I moved from Taiwan to the U.S. in 1970. At the time, I was pregnant with my first child and couldn’t speak English, and my family was extremely poor. Over the years, I have worked my way up to provide for my children, eventually earning enough money for both my son and daughter to go to college. Now, they are both out of the house and I am living in Massachusetts, where I run my own hair salon.

It took a lot for me to reach where I am today. While working multiple jobs to provide for my family, I attended a hairdressing academy for two years. I was hired immediately after I attended the academy and worked at a few different hair salon chains, trying to learn as much as I could. Once I became one of the very best, I got promoted to manager. I then traveled around the U.S. to many different cities, earning money for the chain, but I really just wanted to learn about all of the designs and how to create them myself. Finally, I told myself, “I have to open my own shop,” — and that’s how it all started.

I have had my own hair salon for 35 years now, and I am very grateful. Right now, not many people come in. I had to close for a couple months when the government shut down all non-essential businesses, but I was finally able to reopen this week. I had five customers today. It’s tough because I’m a small business, and money doesn’t just come out of nowhere. But I’m not worried.

Right now people are nervous. Anyone that comes in usually has a mask on, and some wear gloves too. I always cover up completely. But the people that came in today didn’t do it. They said, “We don’t need to, we’re not sick.” Every time someone leaves, I resanitize everything.

I think that everyone is doing what they can right now, and so many people want to help. I am thankful for my home, being able to provide for my family, and for all of my good friends. One of them sent me a care package with some food, and an old friend’s daughter also comes by to help me out from time to time. She stressed to me that “You cannot go shopping,” so I don’t go out to the store anymore. I don’t go out at all.

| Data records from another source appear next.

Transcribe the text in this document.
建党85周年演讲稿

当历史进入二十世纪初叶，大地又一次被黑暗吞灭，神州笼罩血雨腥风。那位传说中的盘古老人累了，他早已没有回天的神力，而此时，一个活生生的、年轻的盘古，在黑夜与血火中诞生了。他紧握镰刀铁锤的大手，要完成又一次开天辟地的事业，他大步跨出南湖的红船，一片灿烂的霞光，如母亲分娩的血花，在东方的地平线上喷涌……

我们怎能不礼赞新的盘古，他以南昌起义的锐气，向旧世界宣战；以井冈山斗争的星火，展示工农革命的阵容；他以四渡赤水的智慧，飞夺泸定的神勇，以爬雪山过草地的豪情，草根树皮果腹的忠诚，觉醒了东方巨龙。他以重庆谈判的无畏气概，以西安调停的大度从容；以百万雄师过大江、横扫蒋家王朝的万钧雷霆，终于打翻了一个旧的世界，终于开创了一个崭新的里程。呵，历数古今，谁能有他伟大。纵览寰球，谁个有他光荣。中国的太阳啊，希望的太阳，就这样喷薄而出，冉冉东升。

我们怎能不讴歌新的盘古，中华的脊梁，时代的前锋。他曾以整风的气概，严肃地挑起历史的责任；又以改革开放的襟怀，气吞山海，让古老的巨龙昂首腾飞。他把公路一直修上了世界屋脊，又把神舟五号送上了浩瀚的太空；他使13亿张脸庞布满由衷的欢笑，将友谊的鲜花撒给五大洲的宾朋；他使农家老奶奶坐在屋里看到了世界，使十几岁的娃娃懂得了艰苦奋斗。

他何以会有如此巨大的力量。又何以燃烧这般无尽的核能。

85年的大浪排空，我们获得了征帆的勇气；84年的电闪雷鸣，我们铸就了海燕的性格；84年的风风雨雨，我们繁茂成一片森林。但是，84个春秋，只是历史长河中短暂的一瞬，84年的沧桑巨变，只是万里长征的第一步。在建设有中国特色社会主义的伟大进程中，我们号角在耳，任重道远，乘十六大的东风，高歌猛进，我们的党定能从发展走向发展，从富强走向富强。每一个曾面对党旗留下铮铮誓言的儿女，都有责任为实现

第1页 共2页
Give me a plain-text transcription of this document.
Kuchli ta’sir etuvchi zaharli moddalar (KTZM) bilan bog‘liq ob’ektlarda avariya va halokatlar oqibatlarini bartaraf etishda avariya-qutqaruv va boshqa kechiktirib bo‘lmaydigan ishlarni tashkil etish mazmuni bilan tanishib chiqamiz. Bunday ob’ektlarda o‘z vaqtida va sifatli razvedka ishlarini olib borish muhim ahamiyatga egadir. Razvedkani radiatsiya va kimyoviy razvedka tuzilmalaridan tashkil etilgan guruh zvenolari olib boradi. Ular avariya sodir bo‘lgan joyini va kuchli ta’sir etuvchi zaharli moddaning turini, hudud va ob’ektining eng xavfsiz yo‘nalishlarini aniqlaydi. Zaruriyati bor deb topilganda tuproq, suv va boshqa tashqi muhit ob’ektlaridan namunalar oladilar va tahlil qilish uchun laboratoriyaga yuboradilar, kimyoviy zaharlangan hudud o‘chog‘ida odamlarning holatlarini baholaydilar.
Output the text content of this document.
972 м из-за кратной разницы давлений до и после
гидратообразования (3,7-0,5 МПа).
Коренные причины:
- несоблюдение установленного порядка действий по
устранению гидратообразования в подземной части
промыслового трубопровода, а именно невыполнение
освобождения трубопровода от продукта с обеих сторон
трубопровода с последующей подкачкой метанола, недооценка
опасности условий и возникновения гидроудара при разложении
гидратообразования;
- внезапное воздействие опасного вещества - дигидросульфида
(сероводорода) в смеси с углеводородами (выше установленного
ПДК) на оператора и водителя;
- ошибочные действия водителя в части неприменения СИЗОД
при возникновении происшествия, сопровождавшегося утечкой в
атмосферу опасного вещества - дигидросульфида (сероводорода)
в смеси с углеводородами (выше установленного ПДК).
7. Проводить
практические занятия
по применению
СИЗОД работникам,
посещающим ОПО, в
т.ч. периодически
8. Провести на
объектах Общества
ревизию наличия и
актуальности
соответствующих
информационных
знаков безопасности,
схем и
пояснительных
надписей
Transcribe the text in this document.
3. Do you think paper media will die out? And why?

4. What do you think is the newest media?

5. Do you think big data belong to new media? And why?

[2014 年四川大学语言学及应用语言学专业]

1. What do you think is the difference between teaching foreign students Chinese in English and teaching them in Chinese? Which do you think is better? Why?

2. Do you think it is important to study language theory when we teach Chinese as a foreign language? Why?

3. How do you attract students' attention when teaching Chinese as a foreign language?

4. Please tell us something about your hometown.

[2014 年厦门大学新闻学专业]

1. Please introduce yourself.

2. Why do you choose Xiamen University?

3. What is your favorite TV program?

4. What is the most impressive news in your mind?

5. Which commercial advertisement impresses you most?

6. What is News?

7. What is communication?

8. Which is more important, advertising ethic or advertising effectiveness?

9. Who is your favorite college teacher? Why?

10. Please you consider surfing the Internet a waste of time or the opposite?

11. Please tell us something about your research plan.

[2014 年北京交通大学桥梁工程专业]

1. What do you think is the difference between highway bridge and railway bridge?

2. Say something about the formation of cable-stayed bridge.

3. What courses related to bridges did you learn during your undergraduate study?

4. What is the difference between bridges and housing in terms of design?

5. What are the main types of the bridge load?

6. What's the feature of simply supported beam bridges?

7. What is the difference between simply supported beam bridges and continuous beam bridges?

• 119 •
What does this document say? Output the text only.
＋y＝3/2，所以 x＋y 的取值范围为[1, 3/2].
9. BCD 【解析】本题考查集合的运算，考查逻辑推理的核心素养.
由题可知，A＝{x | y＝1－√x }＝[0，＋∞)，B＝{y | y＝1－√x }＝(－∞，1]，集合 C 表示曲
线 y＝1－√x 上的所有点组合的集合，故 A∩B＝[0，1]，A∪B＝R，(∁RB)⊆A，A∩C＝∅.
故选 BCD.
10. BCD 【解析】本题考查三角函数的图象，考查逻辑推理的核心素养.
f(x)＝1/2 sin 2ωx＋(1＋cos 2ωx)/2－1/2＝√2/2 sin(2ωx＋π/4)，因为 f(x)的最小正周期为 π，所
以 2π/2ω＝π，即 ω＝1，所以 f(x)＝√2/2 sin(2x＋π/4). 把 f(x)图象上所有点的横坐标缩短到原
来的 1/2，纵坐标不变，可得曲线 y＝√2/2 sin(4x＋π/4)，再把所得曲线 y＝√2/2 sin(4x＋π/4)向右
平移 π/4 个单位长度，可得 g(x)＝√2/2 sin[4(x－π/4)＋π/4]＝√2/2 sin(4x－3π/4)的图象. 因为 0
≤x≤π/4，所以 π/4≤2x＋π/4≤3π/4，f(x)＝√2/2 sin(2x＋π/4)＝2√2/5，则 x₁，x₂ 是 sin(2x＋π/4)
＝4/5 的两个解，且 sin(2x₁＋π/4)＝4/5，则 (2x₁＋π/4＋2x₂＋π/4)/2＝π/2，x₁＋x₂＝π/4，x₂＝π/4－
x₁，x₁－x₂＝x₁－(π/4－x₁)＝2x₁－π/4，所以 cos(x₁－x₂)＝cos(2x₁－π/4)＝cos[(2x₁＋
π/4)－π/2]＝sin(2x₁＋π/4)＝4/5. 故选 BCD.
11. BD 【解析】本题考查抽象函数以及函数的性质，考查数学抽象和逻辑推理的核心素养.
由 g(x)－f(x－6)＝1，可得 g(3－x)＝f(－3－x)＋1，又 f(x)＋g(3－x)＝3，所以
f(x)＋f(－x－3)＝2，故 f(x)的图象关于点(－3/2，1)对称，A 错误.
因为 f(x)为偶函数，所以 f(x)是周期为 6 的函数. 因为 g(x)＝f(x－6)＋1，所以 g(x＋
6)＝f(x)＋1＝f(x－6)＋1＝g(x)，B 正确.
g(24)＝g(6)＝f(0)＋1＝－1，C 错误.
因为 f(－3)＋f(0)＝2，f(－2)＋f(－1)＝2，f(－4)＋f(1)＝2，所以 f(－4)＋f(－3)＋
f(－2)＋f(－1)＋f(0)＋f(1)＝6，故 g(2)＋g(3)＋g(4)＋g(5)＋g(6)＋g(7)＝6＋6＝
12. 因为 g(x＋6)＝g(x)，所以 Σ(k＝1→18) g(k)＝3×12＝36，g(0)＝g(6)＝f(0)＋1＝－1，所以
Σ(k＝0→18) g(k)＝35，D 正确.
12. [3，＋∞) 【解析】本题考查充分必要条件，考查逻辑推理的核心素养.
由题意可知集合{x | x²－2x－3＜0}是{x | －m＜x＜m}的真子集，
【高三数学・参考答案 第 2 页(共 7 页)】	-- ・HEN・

A little before this all started, my best friend who lived in a duplex with me passed away. He was there for me in all the ways that my family was not, and so losing him left me feeling like a shell of my previous self for about five months. More recently, I have started to take care of the things that he normally would have and have begun hiring people to take care of the jobs around the house that I am unable to perform.

I think I’ve been pretty successful with my life. I worked incredibly hard, and now I have many people who love me, and I’m able to provide for myself and my family. Although it’s been a long journey filled with loss and conflict, I’m happy with where I am right now. Especially in times like these, it’s most important to have faith and to know that everything is going to be okay.